One thing that’s strange is that when you resize the button it goes back to the defaults while you are dragging. That’s definitely not what I want but I can’t spend more time today figuring out how to make it stop doing that. Based on behavior, what it seems to be doing is that when you resize the widget it puts a totally blank one in first (it sends the inputs but they’re at the default empty values), then when you are done resizing it sends it all the value changes again.
I think you hit the nail on the head – those inputs are the initial size of the widget, but it can still be resized in the app editor. Making widgets scale to the given size is definitely a best practice – let the app builder control the final size.
To help with that, you can use width: 100vh; height: 100vh; on your container / button to make it take up the full size.
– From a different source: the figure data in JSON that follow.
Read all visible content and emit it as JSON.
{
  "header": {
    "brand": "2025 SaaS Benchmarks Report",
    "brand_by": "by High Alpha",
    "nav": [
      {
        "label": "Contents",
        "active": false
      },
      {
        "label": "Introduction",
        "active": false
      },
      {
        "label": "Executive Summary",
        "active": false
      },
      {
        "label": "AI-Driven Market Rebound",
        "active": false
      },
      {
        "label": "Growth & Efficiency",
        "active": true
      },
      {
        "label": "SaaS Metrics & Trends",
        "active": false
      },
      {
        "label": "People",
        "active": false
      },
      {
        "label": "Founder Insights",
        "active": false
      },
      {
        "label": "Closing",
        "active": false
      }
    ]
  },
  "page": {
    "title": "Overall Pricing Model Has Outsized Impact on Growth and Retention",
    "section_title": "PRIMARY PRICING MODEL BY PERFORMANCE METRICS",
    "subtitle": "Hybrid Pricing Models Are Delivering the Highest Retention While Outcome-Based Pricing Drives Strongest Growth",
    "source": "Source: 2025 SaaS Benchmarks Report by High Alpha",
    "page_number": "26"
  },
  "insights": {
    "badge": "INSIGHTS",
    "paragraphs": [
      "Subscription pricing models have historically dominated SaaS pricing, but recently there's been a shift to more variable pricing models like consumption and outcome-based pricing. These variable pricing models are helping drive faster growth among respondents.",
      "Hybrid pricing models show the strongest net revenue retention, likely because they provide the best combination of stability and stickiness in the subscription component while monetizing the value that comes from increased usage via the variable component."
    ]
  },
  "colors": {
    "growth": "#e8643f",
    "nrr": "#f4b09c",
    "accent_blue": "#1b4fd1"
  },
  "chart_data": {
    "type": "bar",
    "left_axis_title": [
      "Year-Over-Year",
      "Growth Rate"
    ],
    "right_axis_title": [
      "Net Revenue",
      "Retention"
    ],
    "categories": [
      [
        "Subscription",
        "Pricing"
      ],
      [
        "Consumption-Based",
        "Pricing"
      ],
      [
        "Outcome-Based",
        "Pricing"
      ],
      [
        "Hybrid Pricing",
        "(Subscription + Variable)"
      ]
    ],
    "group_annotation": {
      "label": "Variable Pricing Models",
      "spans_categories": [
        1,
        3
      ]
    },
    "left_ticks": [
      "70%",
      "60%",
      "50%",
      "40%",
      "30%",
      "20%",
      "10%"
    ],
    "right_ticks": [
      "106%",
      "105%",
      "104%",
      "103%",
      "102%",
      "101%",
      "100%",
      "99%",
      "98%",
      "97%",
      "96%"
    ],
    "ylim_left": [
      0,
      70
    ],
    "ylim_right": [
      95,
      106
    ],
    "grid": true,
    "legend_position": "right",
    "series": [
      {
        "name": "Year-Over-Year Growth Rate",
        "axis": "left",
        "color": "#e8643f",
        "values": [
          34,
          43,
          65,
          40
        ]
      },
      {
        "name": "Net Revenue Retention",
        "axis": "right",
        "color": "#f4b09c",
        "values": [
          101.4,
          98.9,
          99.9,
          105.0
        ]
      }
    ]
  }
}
I’d suggest also doing font sizing with em instead of pt/px so it scales with the widget as well.
Re the resize issue – that’s a performance optimization we did (it happens with some of the other widgets as well). At some point we’ll try to have it keep the same initial parameters, but since it doesn’t affect the widget running in the player, it’s low on the priority list.
Also, in r230, new custom widgets will come with some default CSS to help them better match Tulip widget styling. It won’t affect existing widgets (and you can always delete the default CSS if you don’t need it), but might be helpful for you here.
Yeah, having the default CSS would be helpful; at least I can match fonts. And if there’s a default CSS there, I can probably override/build upon it. I’m looking to make the buttons (in particular) look less flat. The hover effects are really useful cues with a mouse, less useful on a touch screen though, so YMMV there.
I didn’t know about VH but that’s better than % because of the extra margin. I’m still not filling to 100% (or 100vh) though for my button, hmm. Can you tell that I’m a real developer but I’m a fake web developer
Pulling a snippet out of your code the way @mglidden did is totally kosher if you are just looking to share some part of a widget (like just the CSS). I’d recommend the whole export/attach approach if you have a finished widget you want to share. This will make it easier for others to download it and add it to their instance.